An EU-Japan trade deal has been agreed, which aims to link up over a third of the world’s exports of goods.
Clearly the European Commission has reacted to the election of Donald Trump and the British referendum by accelerating its own trade activities.
Draft trade agreements which had been stuck in the bottom drawer have been dusted down for fresh discussion and negotiations with new potential partners were kickstarted.
Read more: We have four post-Brexit trading options
What does this mean for the UK officials keen to start our own EU-UK trade negotiations? One British MEP WhatsApped me from Strasbourg saying: “Europe can’t possibly give us a worse deal than they gave Japan”.
That might seem surprising, given the headlines explaining how the Japan deal brings big tariff cuts, cooperation on standards and regulation and opening up of public procurement markets, all of which are priorities for the UK.
However, the details show that, just like the recent EU-Canada deal, this agreement falls far short of the level of market access currently experienced by those trading between the UK and the rest of the EU.
For a start, there’s the issue of product standards, which can often be significant obstacles to trade. In the EU, this is mitigated by common standards and mutual recognition principles. For example, once a British made vehicle passes safety and emissions tests in the UK, the same vehicle type does not need to be retested before it is sold across the continent.
To address differences between automotive standards, Japan has now agreed to align its standards with those of the global UN body (UN-ECE), as the EU does. While this will bring greater convergence on vehicle safety standards, UN-ECE does not cover substantial areas of vehicle emissions regulation. Adopting the Japan approach for EU-UK trade would leave British manufacturers exposed to the significant risk of future trade barriers if emissions standards diverge.
Furthermore, the connected cars of the future will increasingly be data driven, no longer just physical “goods” but also affected by agreements on services. Services are, of course, another crucial issue for the UK – and one not covered by the Japan deal.
In all negotiations, it is important to watch what the other side is thinking. A new publication by the European Parliament’s Policy Department looks at possible future relationships between the UK and EU for services. The report recommends finding a “mechanism” to ensure and monitor common standards as a condition for far-reaching rights to market access. If such a mechanism can be agreed, it could lead to a deeper and more stable trade agreement than either the Japan or Canada model.

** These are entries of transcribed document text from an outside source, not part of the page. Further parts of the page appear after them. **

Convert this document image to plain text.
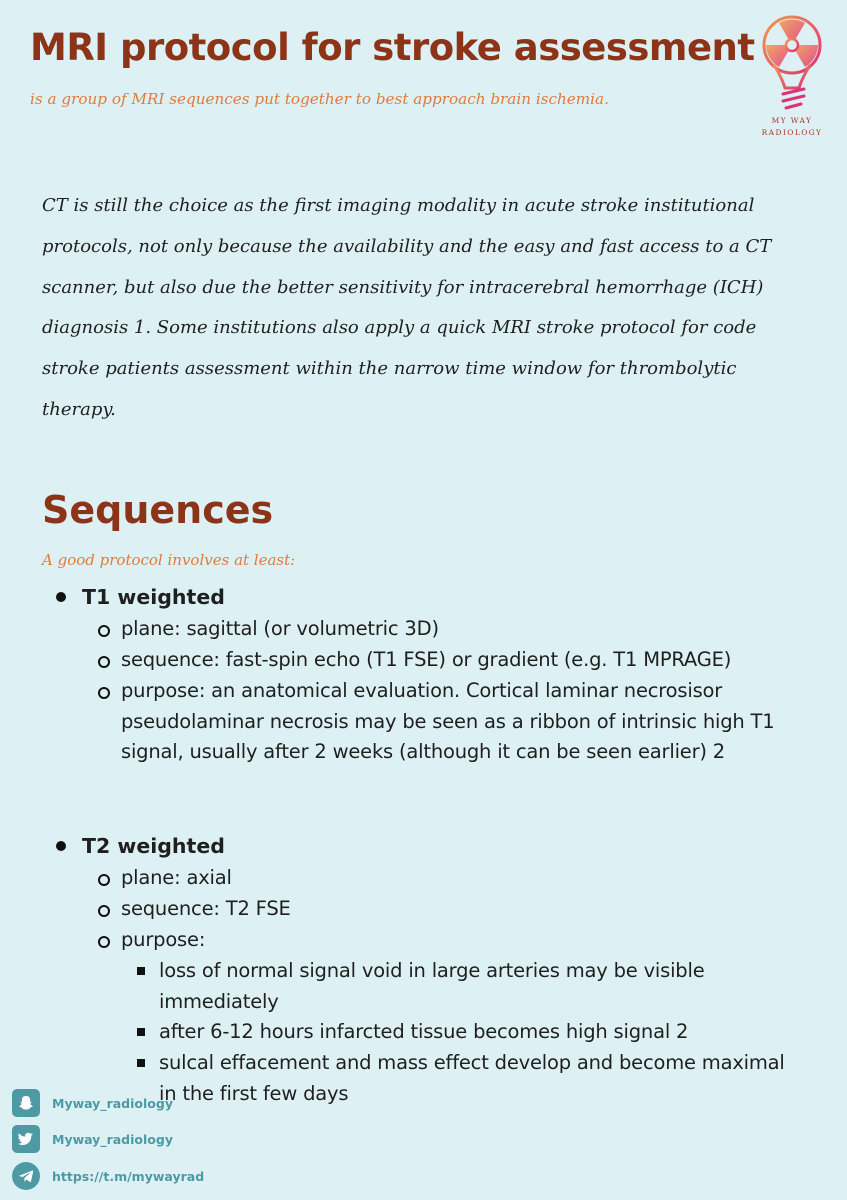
MRI protocol for stroke assessment

is a group of MRI sequences put together to best approach brain ischemia.

MY WAY
RADIOLOGY

CT is still the choice as the first imaging modality in acute stroke institutional protocols, not only because the availability and the easy and fast access to a CT scanner, but also due the better sensitivity for intracerebral hemorrhage (ICH) diagnosis 1. Some institutions also apply a quick MRI stroke protocol for code stroke patients assessment within the narrow time window for thrombolytic therapy.

Sequences

A good protocol involves at least:

T1 weighted
plane: sagittal (or volumetric 3D)
sequence: fast-spin echo (T1 FSE) or gradient (e.g. T1 MPRAGE)
purpose: an anatomical evaluation. Cortical laminar necrosisor pseudolaminar necrosis may be seen as a ribbon of intrinsic high T1 signal, usually after 2 weeks (although it can be seen earlier) 2
T2 weighted
plane: axial
sequence: T2 FSE
purpose:
loss of normal signal void in large arteries may be visible immediately
after 6-12 hours infarcted tissue becomes high signal 2
sulcal effacement and mass effect develop and become maximal in the first few days
Myway_radiology
Myway_radiology
https://t.m/mywayrad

Service providers are less likely to engage in cross border trade if they cannot judicially enforce claims. Enforcement mechanisms for both primary and secondary law will be an important part of the negotiations, since agreeing to a more robust legal enforcement could result in greater market access.
The UK has made it clear that being forced to continue to comply with direct judgements from the European Court of Justice will not be acceptable. However, an approach like the Efta Court used by Norway and Iceland has not been ruled out. I was interested to hear Sir William Cash MP, a leading eurosceptic, proposing a solution based on this model in the House of Commons last week.
A bespoke trade agreement has many mutual benefits to both UK and EU countries, but a final deal is unlikely to be agreed in the two year period allocated for the Brexit negotiations, especially given the clunky process of agreeing a mandate with all 27 member states. Transitional arrangements will be needed.
However, already leading minds in Europe and Britain are focused and discussing options. Many in Europe want to help find constructive solutions. We should seek to agree key principles as soon as possible and not waste this opportunity.